Step 4: Sending Ether Gaslessly

//send 5 wei to 0x1a02592A3484c2077d2E5D24482497F85e1980C6
let callData = smartAccount.createSendEthCallData(
  "0xa42872B5359F6e3905BB031df62C3AADde532933",
  5 // 5 wei
);

let user_operation: UserOperation = {
  ...UserOperationEmptyValues,
  sender: newAccountAddress,
  nonce: "0x00",
  initCode,
  callData,
};

In this step, we create the call data for sending 5 wei to an address. We then define the user operation object with the necessary values.

Step 5: Estimating Gas

let estimation = (await bundler.estimateUserOperationGas(
  user_operation
)) as GasEstimationResult;

// catch errors if there's any in the estimateUserOperationGas call
if ("code" in estimation) {
  console.log(estimation);
  return;
}

user_operation.callGasLimit = ethers.utils.hexlify(
  Math.round(Number(estimation.callGasLimit) * 1.2)
);

user_operation.preVerificationGas = ethers.utils.hexlify(
  Math.round(Number(estimation.preVerificationGas) * 1.2)
);

console.log(estimation);

Here, we estimate the gas required for the user operation and adjust the gas limits accordingly. Errors are caught and logged if there are any issues with the gas estimation.

Step 6: Setting Fee Parameters

const jsonRpcNodeProvider = process.env.JSON_RPC_NODE_PROVIDER as string;
const provider = new ethers.providers.JsonRpcProvider(jsonRpcNodeProvider);
const feeData = await provider.getFeeData();

if (feeData.maxFeePerGas && feeData.maxPriorityFeePerGas) {
  user_operation.maxFeePerGas = ethers.utils.hexlify(
    Math.round(Number(feeData.maxFeePerGas) * 1.5)
  );

  user_operation.maxPriorityFeePerGas = ethers.utils.hexlify(
    Math.round(Number(feeData.maxFeePerGas) * 1.5)
  );
}

This segment retrieves fee data from the JSON RPC node provider and sets the maximum fee per gas and maximum priority fee per gas in the user operation.

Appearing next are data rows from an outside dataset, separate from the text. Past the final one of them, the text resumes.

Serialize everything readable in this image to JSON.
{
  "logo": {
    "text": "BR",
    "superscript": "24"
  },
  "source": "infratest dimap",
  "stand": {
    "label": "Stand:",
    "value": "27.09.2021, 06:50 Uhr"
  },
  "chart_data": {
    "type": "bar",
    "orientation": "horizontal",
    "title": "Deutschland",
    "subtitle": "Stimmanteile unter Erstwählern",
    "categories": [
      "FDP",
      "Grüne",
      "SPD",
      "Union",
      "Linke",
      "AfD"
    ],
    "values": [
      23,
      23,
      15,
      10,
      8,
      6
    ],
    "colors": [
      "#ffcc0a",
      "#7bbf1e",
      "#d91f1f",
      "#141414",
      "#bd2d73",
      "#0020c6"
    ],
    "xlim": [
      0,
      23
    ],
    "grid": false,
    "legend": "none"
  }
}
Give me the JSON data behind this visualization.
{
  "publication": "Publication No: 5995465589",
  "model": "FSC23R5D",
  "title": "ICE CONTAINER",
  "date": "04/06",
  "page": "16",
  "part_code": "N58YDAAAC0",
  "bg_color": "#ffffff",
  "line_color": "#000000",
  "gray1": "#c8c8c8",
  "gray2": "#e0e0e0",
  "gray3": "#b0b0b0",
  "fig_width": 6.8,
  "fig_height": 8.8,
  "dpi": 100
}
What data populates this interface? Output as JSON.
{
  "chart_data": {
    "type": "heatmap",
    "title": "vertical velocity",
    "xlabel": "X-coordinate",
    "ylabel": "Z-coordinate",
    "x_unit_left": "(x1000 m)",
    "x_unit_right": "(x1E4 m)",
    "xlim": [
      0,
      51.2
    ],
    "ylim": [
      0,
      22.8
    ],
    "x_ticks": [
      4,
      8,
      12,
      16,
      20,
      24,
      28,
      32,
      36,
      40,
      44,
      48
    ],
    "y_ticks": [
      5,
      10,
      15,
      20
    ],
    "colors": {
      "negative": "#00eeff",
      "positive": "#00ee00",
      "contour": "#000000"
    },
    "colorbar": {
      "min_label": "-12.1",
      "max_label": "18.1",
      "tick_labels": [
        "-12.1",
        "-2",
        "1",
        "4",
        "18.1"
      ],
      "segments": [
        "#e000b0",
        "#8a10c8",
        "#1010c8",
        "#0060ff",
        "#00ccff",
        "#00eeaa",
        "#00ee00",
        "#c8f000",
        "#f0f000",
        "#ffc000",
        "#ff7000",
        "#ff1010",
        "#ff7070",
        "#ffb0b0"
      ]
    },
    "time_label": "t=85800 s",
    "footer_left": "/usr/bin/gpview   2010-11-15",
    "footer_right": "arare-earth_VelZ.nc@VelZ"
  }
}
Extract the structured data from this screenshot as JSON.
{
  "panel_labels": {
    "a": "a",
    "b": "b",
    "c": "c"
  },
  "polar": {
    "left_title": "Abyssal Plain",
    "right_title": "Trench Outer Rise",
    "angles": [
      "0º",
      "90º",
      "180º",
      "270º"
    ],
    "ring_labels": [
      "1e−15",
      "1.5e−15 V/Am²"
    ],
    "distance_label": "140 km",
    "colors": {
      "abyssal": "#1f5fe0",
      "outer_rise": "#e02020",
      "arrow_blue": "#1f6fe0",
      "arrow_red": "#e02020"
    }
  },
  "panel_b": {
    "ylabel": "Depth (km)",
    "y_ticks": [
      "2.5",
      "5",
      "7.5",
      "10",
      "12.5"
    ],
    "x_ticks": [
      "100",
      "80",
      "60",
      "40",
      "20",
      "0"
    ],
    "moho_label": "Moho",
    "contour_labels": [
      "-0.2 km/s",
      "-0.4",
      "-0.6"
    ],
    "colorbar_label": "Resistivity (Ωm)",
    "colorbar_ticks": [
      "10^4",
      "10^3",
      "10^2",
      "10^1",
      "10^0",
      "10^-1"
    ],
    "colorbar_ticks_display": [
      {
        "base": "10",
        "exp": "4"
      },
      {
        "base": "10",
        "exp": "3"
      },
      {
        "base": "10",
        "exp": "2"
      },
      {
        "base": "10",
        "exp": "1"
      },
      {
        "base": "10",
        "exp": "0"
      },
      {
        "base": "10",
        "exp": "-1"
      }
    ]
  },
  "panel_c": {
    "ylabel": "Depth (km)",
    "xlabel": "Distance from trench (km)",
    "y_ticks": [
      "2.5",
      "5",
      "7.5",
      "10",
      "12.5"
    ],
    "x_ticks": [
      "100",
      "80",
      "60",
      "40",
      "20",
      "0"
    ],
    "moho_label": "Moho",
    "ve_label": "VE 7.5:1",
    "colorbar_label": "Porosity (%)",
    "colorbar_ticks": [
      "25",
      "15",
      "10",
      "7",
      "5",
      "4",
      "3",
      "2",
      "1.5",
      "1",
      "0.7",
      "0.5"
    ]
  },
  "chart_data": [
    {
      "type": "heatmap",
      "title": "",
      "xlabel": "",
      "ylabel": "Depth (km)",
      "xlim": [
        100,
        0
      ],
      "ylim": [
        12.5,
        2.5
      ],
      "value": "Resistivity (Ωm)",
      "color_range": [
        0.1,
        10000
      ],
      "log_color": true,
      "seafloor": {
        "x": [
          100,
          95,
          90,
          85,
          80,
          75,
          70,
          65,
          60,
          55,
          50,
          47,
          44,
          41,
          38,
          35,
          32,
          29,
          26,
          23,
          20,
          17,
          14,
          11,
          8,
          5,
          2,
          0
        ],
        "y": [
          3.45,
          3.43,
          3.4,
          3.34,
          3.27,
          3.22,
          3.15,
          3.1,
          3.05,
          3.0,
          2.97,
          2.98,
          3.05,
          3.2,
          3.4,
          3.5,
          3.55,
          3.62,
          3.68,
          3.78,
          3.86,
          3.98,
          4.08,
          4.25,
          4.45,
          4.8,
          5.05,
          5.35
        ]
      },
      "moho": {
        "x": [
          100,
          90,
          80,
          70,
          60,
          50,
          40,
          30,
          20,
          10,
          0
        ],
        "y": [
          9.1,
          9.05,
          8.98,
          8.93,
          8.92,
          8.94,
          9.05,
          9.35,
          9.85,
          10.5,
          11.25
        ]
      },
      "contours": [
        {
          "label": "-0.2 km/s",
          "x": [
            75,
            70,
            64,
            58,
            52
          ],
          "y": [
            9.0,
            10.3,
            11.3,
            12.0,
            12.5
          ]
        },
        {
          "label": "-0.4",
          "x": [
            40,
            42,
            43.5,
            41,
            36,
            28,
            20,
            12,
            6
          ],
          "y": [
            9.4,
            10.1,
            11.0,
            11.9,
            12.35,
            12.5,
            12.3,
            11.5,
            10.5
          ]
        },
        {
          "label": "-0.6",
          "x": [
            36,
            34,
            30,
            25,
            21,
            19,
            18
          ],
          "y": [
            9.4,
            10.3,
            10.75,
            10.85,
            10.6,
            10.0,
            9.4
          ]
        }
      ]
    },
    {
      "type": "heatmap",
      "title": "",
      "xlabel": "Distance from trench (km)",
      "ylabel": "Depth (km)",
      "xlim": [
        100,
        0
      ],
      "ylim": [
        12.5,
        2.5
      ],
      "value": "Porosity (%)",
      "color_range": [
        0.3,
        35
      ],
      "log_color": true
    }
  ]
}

Step 7: Signing and Sending the Transaction

const chainId = process.env.CHAIN_ID as string;

const user_operation_hash = getUserOperationHash(
  user_operation,
  entrypointAddress,
  chainId
);

user_operation.signature = await eoaSigner.signMessage(
  ethers.utils.hexZeroPad(user_operation_hash, 32)
);

const bundlerResponse = await bundler.sendUserOperation(user_operation);

console.log(bundlerResponse, "bundlerResponse");

In this step, we generate the user operation hash, sign it with the wallet, and send the gasless transaction to the Bundler. The response from the Bundler is then logged to the console.

Step 8: Handling Responses

if (
  "message" in bundlerResponse &&
  (bundlerResponse.message as string) == "AA21 didn't pay prefund"
) {
  console.log(
    "Please fund the new account address with some sepolia eth to pay for gas : " +
      newAccountAddress
  );
}

Finally, we check the Bundler's response and prompt for funding if the message indicates that prefunding is required.

This breakdown provides a clear understanding of each segment's purpose in the gasless transaction code using Candide Wallet on the Fuse Blockchain.

Step 4: Running the Code

  1. Save the provided code in a file (e.g., gasless_transaction.js).

  2. Run the script using the following command:

    npx ts-node index.ts gasless_transaction.js

  3. Follow any prompts or logs to fund the new account address if required.

Conclusion

Congratulations! You have successfully created a gasless transaction using Candide Wallet on the Fuse Blockchain. This tutorial has covered the essential steps to set up your environment, understand the provided code, and execute gasless transactions seamlessly. Feel free to explore and customize the code further based on your specific use cases and requirements.